Two or three weeks ago, I was out shopping in one of my local stores for groceries. And on my way to the bread, I had to pass by a sales rep at a promotional table. As soon as the rep spotted me, he made a beeline for me and, no exaggeration, literally shoved the item he was selling in my face. Do you x? How about y? Touch it! Feel it! This is lifechanging!

His start-the-sale questions went unanswered and the product untouched as I smiled, politely said "No, thank you" and passed him.

On the one hand, I understood. He only has a few precious seconds to get my attention and reel me in, after all, and sales do go up if you can just get people to physically handle what you've got to offer.

But it doesn't matter how awesome your product or service is--if your sales tactics are just a bunch of aggressive shouting, people are going to ditch you, and fast. And so the standard advice now is to focus on the value to the buyer, to show them how what you've got is going to make their life better.

But don't get tricked into thinking it's just about making a personal connection between the customer and the product. The real issue is the connection they have with you.

Why aggression doesn't work

It's true that customers today simply are overwhelmed with marketing messages. But they're also just overwhelmed with life, stressed out by an enormous load of responsibilities and unexpected difficulties. Time is limited, and they're already sacrificing themselves in a lot of ways.

At the same time, buyers are savvier than before. The Internet lets them read all about why grocery stores put the milk at the back of the store, for example. And that same Internet has empowered them to do product research and buy on their terms, on their schedule.

When you try to sell aggressively, people immediately become suspicious. They sniff out the fact you have an ulterior motive and wonder "What are they manipulating me for and how will it impact me?" They get on edge considering not just the potential loss of money, but also that you're deliberately trying to outsmart them and drive them, quite inconsiderately, in a direction they don't necessarily want to go. They hate that you don't trust them to know what they actually need. And the harder you try to push, the more defensive they become.

This has always been true to some degree.

But the modern environment worsens this situation. Because of the issues outlined above, people truly will not tolerate being robbed of even a few minutes of time. They won't stand for an non-customized demand to look that takes away the autonomy they've already come to expect in the digital age. They hear you throw the same verbatim pitch to the person ahead and after them and loathe that you can't see their individuality.
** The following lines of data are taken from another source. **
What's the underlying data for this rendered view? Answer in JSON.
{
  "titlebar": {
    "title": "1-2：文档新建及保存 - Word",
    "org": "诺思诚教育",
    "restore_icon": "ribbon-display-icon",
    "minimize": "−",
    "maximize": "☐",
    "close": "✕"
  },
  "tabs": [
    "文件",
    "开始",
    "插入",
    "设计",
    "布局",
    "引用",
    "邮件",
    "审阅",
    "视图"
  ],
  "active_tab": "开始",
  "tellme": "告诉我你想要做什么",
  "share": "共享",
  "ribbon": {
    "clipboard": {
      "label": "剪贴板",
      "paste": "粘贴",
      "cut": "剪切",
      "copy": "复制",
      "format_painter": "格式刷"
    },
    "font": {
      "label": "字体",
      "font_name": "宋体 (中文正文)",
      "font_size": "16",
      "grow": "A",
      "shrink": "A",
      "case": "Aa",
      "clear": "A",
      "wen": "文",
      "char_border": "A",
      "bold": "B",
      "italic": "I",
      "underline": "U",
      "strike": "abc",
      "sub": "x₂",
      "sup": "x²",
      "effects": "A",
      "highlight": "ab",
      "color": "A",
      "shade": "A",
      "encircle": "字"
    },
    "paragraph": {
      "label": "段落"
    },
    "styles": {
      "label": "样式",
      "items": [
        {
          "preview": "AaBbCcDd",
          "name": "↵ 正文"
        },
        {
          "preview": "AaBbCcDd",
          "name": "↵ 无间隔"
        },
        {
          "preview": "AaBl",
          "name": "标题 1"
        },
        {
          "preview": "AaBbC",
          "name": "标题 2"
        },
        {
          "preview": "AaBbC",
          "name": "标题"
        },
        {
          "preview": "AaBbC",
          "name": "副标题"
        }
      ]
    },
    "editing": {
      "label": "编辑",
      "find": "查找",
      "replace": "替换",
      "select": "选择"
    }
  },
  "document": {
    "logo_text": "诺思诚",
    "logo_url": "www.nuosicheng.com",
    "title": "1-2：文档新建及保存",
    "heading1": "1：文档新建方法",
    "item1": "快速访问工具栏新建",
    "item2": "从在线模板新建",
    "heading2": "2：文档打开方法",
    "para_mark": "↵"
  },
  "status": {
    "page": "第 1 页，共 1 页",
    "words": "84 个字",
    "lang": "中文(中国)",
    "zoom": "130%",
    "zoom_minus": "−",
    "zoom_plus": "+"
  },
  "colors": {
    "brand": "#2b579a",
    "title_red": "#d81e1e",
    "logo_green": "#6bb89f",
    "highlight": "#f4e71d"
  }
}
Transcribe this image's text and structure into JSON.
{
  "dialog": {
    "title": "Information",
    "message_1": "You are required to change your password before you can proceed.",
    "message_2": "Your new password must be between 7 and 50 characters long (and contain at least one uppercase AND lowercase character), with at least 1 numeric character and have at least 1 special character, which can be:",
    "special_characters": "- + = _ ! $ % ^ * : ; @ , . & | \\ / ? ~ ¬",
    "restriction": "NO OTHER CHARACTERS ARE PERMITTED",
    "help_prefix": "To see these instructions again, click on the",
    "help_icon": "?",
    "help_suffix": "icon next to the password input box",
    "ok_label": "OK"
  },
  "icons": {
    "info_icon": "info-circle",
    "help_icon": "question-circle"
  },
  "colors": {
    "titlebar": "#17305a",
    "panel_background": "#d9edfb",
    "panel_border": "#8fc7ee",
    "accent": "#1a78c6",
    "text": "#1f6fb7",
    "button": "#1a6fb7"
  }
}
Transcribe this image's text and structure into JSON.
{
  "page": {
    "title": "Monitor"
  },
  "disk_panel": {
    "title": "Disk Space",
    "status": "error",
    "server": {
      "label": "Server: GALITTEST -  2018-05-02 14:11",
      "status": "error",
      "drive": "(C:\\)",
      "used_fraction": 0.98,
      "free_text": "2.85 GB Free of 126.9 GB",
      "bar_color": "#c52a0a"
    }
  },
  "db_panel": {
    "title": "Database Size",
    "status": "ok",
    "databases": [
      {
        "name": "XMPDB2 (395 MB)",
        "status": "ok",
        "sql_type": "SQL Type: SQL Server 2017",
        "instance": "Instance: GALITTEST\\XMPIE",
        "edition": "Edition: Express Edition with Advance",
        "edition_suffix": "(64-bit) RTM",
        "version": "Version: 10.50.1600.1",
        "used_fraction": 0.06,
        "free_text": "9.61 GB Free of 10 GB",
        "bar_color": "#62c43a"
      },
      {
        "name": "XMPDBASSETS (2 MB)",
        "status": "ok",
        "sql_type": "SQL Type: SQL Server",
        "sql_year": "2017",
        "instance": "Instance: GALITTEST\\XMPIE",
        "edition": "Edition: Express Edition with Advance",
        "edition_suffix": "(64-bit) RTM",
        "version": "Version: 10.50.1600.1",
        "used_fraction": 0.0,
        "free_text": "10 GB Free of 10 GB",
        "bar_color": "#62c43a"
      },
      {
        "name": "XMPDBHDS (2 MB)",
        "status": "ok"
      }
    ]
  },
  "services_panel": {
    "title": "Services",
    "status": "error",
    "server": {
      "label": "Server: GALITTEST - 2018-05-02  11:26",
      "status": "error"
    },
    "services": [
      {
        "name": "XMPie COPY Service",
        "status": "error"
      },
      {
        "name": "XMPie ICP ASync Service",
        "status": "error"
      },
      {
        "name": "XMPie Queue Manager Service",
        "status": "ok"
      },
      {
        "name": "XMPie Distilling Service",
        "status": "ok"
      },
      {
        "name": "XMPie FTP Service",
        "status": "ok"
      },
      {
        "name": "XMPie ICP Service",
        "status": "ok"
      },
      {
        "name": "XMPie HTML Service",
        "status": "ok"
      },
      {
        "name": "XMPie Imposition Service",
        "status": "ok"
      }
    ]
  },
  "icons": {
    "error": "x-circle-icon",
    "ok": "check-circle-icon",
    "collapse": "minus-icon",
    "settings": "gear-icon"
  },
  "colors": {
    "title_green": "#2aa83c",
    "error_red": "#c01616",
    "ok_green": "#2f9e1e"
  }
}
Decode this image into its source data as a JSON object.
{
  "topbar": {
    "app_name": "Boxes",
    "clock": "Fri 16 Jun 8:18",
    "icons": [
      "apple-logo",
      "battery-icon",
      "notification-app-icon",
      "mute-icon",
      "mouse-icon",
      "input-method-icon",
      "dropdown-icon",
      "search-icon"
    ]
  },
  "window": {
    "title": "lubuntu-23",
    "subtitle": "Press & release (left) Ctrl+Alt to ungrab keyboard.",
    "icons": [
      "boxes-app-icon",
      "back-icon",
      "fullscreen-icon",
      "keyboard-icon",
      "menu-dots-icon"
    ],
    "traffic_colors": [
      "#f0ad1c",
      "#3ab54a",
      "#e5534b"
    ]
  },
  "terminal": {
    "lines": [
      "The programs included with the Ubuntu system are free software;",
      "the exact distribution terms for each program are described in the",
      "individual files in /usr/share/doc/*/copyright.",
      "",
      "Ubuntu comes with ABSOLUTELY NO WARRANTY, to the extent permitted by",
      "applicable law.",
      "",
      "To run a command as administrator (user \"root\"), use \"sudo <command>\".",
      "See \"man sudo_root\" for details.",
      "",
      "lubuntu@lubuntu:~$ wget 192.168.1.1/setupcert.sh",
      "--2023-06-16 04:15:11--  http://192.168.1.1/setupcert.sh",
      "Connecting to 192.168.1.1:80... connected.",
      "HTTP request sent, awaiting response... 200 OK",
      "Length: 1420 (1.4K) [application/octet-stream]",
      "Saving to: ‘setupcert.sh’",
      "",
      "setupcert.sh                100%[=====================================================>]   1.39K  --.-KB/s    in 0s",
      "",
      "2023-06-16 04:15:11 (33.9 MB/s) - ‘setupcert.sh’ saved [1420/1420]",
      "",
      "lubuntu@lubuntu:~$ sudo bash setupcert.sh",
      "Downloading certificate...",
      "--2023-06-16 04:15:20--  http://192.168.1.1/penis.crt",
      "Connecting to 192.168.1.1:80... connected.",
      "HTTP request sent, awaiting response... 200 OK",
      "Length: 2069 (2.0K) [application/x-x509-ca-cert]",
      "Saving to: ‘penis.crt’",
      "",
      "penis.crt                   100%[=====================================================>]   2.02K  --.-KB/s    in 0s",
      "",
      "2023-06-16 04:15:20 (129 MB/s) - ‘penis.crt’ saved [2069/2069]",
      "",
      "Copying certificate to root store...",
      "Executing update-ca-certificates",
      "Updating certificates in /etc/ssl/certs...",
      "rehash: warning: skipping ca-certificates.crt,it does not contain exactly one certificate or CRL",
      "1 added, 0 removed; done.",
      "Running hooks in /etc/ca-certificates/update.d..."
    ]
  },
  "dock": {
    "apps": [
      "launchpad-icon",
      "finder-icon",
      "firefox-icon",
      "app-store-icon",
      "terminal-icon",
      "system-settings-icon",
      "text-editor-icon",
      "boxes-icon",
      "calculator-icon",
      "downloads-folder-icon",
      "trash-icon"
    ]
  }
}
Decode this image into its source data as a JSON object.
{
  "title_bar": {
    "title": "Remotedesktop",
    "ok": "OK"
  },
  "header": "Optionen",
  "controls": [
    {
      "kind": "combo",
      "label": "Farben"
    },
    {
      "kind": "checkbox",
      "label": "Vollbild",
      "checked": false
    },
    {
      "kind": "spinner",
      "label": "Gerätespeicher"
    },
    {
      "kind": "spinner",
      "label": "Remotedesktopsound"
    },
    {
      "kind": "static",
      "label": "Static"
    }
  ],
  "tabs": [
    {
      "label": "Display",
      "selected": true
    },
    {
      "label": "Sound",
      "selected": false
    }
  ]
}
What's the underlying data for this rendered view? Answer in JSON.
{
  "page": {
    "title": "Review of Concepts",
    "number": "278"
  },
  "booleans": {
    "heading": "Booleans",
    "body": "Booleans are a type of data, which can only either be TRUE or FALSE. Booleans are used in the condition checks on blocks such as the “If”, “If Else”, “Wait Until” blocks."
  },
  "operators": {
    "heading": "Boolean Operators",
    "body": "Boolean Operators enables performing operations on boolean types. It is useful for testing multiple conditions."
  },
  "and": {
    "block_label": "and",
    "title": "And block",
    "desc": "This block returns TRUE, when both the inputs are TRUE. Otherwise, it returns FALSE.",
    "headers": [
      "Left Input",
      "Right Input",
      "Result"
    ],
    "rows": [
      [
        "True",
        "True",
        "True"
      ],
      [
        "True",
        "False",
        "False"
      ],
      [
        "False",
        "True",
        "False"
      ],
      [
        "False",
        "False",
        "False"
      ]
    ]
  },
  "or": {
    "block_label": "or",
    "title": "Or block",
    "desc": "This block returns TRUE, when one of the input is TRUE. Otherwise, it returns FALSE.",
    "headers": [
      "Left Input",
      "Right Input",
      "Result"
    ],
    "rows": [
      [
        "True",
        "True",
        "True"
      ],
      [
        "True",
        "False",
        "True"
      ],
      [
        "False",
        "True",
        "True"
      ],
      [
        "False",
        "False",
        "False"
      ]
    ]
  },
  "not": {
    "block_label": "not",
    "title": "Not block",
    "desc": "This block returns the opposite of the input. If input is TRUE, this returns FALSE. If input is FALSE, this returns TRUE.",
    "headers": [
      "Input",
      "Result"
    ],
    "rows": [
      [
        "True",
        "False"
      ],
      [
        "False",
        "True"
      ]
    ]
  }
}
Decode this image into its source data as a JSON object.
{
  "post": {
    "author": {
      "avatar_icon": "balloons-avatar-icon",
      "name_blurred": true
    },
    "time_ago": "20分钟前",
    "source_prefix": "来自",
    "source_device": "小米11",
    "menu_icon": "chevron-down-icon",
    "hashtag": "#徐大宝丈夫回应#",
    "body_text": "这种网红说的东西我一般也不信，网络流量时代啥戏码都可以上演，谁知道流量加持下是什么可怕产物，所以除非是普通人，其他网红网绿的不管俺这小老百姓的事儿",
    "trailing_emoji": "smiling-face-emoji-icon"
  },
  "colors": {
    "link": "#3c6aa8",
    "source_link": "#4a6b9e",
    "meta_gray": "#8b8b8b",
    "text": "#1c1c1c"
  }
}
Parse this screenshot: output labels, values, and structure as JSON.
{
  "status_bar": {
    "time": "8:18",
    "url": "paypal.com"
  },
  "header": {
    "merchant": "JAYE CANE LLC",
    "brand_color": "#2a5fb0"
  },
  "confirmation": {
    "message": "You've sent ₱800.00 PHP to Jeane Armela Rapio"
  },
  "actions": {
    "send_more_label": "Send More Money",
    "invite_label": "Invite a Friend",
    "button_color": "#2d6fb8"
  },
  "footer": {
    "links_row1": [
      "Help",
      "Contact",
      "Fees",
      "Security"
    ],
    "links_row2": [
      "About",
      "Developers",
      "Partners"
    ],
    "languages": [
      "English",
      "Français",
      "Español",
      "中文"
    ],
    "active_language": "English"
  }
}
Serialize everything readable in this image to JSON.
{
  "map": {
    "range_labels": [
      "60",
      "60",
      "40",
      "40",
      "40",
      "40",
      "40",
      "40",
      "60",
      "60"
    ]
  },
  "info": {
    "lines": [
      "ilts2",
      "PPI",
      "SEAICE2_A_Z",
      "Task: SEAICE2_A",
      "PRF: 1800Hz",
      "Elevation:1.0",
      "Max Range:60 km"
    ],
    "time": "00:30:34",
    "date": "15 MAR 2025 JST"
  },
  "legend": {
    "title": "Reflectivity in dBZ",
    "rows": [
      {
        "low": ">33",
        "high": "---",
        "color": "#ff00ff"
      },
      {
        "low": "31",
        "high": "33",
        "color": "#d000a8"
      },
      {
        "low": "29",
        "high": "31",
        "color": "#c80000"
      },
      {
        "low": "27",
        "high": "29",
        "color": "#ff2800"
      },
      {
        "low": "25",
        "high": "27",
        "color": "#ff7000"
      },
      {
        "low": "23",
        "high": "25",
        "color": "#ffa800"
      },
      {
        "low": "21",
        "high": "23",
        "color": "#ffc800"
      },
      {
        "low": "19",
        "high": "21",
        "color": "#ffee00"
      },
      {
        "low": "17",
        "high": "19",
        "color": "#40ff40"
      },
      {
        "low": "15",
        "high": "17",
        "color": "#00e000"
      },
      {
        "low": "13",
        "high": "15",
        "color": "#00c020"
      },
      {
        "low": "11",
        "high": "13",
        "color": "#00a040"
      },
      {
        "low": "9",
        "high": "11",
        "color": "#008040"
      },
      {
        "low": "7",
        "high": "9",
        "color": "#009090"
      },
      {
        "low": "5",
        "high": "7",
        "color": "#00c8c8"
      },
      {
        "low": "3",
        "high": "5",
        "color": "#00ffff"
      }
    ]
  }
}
And because they've learned that a minimalist lifestyle really can make a difference in regard to joy and decreasing stress, they're incredibly picky about what earns the right to be in their homes.

So it isn't about making sure the customer knows benefits. It's about ditching your own egocentricity for two seconds so that the buyer feels like you have them in focus. Show them some empathy and that you understand what they're up against outside the market. That, coupled with product/service honesty, is what's going to build the real trust necessary for them to open their pocketbooks.

3 steps to a better sale

Now, one key here is to help your customer know you before they ever see your face. For example, a small notice attached to a receipt or an opt-in text message about an upcoming promotional event gives the buyer time to become familiar with you, get information and decide in leisure whether to participate. Repeat exposure really does work, and to do it right, you have to accept that a sale is actually an extended process, not a quick one-off.

Secondly, get away from the idea that you have to go to the customer. Yes, access of course matters. But watch what happens, for example, when a store announces a demonstration at a promotional table just ahead of the event. People do come. These are the people who already have an interest in you and who will be easier to sell to in the first place. And if you do your repeat exposure properly, this crowd is going to be bigger than if you didn't.

Once you've got the customer in front of you, don't just say hello, thanks for coming and launch into your spiel. Take a moment to joke about your morning coffee. Offer a compliment about their outfit or ask a thoughtful, get-to-know-you question. Shake their hand and be warm. You'll see the defenses go down, even as a little more time ticks away. Then, and only then, is the moment right to tell them about what you want them to buy.